Safe Reinforcement Learning with Learned Non-Markovian Safety Constraints
This work addresses safety in reinforcement learning for applications where constraints depend on trajectory history, which is incremental as it extends existing safe RL methods to handle non-Markovian cases.
The paper tackles the problem of safe reinforcement learning with non-Markovian safety constraints, where safety labels are associated with trajectories rather than immediate states, and demonstrates that their approach is highly scalable and effectively satisfies these constraints.

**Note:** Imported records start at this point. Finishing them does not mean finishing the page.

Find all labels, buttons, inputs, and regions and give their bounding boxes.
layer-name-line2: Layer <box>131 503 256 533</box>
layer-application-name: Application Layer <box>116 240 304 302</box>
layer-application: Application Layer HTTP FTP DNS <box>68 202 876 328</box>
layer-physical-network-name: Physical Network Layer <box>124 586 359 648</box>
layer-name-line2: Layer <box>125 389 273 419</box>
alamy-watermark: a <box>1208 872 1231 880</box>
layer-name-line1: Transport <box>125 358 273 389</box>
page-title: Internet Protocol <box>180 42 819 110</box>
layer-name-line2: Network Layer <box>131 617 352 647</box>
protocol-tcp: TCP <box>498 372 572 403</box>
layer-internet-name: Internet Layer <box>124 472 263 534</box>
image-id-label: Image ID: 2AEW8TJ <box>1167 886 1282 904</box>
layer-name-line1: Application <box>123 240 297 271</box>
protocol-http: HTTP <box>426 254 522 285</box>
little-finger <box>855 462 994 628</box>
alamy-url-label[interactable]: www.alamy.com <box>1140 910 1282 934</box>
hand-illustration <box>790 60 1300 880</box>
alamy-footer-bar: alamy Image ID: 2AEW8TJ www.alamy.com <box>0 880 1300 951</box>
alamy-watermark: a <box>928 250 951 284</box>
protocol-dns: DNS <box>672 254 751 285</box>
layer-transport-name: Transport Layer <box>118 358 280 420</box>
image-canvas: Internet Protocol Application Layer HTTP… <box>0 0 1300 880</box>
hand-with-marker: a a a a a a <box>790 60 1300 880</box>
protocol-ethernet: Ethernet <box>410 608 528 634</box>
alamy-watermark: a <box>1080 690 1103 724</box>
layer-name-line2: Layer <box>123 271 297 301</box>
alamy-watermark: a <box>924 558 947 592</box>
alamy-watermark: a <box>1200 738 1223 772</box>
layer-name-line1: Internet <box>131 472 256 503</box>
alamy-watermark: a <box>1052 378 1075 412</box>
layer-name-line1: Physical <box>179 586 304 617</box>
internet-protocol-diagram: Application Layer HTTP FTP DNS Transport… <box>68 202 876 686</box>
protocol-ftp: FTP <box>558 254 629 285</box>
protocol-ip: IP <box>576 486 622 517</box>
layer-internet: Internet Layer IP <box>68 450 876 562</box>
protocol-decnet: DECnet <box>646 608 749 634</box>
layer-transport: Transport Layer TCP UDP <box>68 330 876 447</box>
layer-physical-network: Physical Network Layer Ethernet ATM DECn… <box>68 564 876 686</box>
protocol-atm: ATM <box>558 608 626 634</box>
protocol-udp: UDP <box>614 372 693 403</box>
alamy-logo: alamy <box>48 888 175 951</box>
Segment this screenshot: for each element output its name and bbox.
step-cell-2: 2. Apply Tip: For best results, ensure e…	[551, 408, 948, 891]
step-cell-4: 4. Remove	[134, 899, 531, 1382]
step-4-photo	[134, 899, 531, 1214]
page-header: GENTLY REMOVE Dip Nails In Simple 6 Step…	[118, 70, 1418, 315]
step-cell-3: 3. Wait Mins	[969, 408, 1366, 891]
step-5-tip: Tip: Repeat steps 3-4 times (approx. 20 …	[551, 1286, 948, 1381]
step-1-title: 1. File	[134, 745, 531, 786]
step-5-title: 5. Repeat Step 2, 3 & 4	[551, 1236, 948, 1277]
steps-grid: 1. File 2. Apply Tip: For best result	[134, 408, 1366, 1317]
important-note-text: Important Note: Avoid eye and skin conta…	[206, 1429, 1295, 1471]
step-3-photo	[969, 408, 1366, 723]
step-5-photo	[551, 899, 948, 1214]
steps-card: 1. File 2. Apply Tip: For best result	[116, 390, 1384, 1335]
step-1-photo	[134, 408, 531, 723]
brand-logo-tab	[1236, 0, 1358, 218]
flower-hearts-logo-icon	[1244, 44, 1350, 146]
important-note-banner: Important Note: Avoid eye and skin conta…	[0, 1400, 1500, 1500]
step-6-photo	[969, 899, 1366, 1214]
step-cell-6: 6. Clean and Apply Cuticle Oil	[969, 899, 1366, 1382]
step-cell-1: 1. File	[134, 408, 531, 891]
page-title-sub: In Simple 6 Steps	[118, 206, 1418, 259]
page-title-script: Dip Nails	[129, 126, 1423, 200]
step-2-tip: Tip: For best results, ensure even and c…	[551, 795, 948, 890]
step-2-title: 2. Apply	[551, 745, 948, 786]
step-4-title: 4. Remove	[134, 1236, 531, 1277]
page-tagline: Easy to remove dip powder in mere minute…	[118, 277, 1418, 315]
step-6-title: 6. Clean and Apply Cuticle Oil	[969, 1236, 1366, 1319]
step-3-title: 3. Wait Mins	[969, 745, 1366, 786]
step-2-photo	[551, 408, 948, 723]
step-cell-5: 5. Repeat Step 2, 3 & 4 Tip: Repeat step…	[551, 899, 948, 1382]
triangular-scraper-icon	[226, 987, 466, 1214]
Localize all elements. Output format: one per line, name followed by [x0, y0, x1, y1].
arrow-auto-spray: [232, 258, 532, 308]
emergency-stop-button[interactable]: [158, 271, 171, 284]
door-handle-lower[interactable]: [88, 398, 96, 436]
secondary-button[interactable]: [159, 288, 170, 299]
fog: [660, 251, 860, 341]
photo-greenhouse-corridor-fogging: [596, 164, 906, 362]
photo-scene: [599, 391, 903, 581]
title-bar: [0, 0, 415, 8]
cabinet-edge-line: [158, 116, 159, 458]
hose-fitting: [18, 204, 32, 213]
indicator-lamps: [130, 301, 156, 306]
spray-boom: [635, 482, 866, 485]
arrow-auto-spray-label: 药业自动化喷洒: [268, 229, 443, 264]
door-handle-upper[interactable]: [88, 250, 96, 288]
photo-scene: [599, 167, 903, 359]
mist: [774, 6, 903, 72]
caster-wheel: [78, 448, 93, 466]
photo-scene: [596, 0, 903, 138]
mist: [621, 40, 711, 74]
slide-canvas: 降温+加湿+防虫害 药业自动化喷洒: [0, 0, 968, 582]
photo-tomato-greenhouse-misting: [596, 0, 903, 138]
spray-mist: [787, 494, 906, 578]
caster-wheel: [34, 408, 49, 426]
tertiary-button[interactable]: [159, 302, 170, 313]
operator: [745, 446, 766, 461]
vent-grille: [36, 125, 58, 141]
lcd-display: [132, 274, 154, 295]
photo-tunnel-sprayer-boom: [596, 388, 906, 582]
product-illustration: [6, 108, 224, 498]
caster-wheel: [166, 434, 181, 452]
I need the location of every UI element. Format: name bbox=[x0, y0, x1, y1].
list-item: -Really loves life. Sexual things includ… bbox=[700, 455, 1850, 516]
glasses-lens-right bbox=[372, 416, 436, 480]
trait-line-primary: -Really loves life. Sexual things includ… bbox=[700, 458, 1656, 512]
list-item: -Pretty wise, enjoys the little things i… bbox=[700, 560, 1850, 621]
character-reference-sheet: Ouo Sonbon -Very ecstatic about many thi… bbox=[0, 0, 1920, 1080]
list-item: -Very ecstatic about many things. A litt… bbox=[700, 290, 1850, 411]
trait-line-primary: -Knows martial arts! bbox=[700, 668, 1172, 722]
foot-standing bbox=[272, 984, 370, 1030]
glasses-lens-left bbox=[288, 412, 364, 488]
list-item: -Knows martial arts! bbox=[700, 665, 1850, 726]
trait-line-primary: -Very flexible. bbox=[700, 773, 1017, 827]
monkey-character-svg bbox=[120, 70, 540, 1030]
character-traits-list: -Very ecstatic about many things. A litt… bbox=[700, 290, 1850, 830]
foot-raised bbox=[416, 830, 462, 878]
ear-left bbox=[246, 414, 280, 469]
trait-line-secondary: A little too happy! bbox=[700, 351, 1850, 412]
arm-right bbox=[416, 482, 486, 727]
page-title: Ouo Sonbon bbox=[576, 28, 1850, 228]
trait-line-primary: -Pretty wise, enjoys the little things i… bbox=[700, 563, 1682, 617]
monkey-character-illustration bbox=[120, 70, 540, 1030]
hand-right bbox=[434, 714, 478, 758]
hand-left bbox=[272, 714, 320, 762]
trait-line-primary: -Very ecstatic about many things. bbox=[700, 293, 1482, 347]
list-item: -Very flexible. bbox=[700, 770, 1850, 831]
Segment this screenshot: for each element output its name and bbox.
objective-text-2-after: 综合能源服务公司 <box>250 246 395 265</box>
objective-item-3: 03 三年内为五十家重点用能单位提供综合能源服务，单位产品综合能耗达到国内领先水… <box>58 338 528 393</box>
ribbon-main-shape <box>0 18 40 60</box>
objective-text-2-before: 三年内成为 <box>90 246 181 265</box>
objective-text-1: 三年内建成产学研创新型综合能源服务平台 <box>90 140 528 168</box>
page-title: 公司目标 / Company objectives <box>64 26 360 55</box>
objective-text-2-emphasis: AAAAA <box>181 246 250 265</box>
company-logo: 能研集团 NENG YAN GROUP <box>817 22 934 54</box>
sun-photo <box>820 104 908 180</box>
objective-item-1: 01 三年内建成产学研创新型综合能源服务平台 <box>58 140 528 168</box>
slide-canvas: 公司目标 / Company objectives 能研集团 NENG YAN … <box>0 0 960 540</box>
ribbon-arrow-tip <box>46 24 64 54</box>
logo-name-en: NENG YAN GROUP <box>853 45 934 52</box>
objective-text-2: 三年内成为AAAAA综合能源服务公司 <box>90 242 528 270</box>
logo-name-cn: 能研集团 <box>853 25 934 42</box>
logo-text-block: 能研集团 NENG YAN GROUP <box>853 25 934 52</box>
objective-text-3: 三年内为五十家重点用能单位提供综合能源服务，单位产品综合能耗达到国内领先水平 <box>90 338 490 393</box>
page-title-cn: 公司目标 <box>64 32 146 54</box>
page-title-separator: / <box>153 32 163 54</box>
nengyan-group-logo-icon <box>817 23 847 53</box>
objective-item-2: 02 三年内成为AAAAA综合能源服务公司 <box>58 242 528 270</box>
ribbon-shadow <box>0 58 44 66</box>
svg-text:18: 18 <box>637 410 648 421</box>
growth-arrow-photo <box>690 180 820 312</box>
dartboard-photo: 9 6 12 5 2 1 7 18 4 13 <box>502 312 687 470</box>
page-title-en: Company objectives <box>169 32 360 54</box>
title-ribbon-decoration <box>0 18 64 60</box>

In safe Reinforcement Learning (RL), safety cost is typically defined as a function dependent on the immediate state and actions. In practice, safety constraints can often be non-Markovian due to the insufficient fidelity of state representation, and safety cost may not be known. We therefore address a general setting where safety labels (e.g., safe or unsafe) are associated with state-action trajectories. Our key contributions are: first, we design a safety model that specifically performs credit assignment to assess contributions of partial state-action trajectories on safety. This safety model is trained using a labeled safety dataset. Second, using RL-as-inference strategy we derive an effective algorithm for optimizing a safe policy using the learned safety model. Finally, we devise a method to dynamically adapt the tradeoff coefficient between reward maximization and safety compliance. We rewrite the constrained optimization problem into its dual problem and derive a gradient-based method to dynamically adjust the tradeoff coefficient during training. Our empirical results demonstrate that this approach is highly scalable and able to satisfy sophisticated non-Markovian safety constraints.